If you are looking for a book to get you in the mood for the High Holy Days, you need only reach for the new collection of essays by Lord Sacks on the five major festivals.
Comprised of the introductions to the Koren Sacks machzor series, the publication of which was completed last year, these 300 pages of creative exploration of the chagim reinforce the message of the Emeritus Chief Rabbi that Judaism ripples with radically transformative ideas.
He draws his insights from close reading of biblical texts, explaining within a broader framework of knowledge with references that range from Renaissance figures such as Pico della Mirandella and Vico to Freud’s disciple, Otto Rank. Judaism’s concept of forgiveness, he argues for example, institutionalised in the Day of Atonement but first dramatised through the story of Joseph’s reconciliation with his brothers, was an innovation within ancient culture.

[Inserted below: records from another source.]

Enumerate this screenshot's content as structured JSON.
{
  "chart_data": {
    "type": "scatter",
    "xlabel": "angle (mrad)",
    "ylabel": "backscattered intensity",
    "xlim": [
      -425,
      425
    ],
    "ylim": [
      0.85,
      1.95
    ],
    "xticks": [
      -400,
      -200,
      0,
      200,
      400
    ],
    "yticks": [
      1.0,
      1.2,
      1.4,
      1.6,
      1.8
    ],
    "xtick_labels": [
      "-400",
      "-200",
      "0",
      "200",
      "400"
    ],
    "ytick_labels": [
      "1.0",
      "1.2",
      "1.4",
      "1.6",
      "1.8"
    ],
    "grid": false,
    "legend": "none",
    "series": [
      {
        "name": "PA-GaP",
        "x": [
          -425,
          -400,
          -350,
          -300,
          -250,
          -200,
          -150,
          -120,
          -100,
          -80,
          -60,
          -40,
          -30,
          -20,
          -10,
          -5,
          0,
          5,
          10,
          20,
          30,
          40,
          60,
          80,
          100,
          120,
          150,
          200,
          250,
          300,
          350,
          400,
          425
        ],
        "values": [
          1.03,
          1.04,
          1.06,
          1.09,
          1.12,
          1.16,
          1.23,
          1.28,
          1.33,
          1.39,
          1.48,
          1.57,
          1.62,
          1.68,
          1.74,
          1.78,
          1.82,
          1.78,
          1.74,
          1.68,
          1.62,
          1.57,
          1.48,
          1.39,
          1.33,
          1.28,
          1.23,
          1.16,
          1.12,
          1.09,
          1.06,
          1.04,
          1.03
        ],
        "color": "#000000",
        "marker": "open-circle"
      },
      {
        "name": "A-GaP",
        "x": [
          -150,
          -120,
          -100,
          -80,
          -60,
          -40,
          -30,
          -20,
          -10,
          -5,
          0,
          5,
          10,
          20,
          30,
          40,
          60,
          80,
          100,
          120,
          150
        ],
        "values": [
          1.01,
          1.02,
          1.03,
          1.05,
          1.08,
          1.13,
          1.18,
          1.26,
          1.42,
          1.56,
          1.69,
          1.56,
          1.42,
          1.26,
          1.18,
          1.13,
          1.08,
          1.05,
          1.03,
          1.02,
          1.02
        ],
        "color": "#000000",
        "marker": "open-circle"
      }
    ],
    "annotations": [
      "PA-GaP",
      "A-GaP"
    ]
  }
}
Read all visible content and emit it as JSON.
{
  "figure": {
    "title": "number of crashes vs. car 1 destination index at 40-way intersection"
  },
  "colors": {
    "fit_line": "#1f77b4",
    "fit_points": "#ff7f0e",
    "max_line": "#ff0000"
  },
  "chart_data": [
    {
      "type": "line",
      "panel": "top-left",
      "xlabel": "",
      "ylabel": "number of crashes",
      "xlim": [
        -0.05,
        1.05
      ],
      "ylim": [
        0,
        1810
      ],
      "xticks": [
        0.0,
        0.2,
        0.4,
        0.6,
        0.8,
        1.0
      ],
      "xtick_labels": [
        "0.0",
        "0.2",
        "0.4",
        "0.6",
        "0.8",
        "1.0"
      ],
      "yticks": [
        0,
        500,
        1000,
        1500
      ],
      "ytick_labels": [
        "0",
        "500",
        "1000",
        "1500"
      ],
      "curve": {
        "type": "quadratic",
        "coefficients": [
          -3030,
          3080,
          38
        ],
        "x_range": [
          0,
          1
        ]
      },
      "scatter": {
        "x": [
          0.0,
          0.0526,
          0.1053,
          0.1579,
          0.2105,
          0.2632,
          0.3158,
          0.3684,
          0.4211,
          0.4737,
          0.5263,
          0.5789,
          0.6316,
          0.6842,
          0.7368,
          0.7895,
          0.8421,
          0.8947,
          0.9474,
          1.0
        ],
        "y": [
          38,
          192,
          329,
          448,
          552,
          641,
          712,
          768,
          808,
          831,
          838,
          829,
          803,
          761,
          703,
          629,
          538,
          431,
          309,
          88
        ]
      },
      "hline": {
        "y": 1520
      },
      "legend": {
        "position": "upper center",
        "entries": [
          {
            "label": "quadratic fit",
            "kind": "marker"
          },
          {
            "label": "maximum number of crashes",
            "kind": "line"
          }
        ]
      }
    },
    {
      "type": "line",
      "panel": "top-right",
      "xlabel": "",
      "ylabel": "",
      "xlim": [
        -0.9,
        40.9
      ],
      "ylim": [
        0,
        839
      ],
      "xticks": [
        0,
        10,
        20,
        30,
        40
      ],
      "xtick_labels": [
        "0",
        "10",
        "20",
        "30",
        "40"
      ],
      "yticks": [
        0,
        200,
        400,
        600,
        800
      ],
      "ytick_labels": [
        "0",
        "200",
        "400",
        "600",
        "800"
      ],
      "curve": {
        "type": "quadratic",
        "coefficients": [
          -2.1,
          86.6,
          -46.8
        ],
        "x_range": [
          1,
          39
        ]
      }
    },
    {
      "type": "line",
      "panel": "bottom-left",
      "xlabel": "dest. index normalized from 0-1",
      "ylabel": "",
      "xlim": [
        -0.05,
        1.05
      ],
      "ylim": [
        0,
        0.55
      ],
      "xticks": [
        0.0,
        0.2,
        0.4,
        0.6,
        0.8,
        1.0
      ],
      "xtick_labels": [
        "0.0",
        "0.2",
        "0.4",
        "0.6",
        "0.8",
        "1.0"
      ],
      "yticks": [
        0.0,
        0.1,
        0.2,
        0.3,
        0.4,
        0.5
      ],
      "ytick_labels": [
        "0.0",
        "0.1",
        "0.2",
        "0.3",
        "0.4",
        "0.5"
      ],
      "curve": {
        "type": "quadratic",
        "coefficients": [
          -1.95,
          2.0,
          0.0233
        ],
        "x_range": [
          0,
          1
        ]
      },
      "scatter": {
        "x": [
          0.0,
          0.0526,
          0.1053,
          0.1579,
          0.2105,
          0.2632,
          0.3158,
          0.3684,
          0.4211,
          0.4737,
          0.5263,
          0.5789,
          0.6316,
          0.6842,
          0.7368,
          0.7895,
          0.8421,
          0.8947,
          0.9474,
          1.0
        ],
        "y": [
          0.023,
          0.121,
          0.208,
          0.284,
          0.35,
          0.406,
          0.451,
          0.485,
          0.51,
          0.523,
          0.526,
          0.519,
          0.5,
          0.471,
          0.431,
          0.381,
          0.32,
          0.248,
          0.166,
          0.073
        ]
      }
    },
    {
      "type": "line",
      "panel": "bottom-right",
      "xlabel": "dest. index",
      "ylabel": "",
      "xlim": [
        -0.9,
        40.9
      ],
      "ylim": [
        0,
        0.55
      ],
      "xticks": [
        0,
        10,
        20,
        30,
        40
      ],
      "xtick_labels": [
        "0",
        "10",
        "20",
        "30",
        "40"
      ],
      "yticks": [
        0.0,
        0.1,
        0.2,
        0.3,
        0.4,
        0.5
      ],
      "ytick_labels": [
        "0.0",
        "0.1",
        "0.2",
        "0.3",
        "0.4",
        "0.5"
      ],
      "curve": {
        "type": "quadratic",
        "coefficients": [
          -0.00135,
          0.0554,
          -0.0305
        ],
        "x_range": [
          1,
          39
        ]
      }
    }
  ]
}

All is delivered with characteristic literary grace. The High Holy Days, he writes, continue “the world’s longest courtroom drama” — “the extended argument between God and His People about the fate of justice and the justice of fate”.
He demonstrates his ingenuity in an interpretation of the ceremony of the two goats on Yom Kippur, a Temple rite recalled in the day’s liturgy, into which he breathes new symbolic life by linking it to personal psychology.
The “subversive” book of Kohelet, Ecclesiastes, is naturally meat-and-drink to the philosophical Sacks. The recital of the enigmatic text on Succot, with its ruminations on the “vanity” of life, seems to contradict the very nature of the festival when we are meant to celebrate the “season of our joy”. But understanding the book, he says, is a key to understanding the festival itself.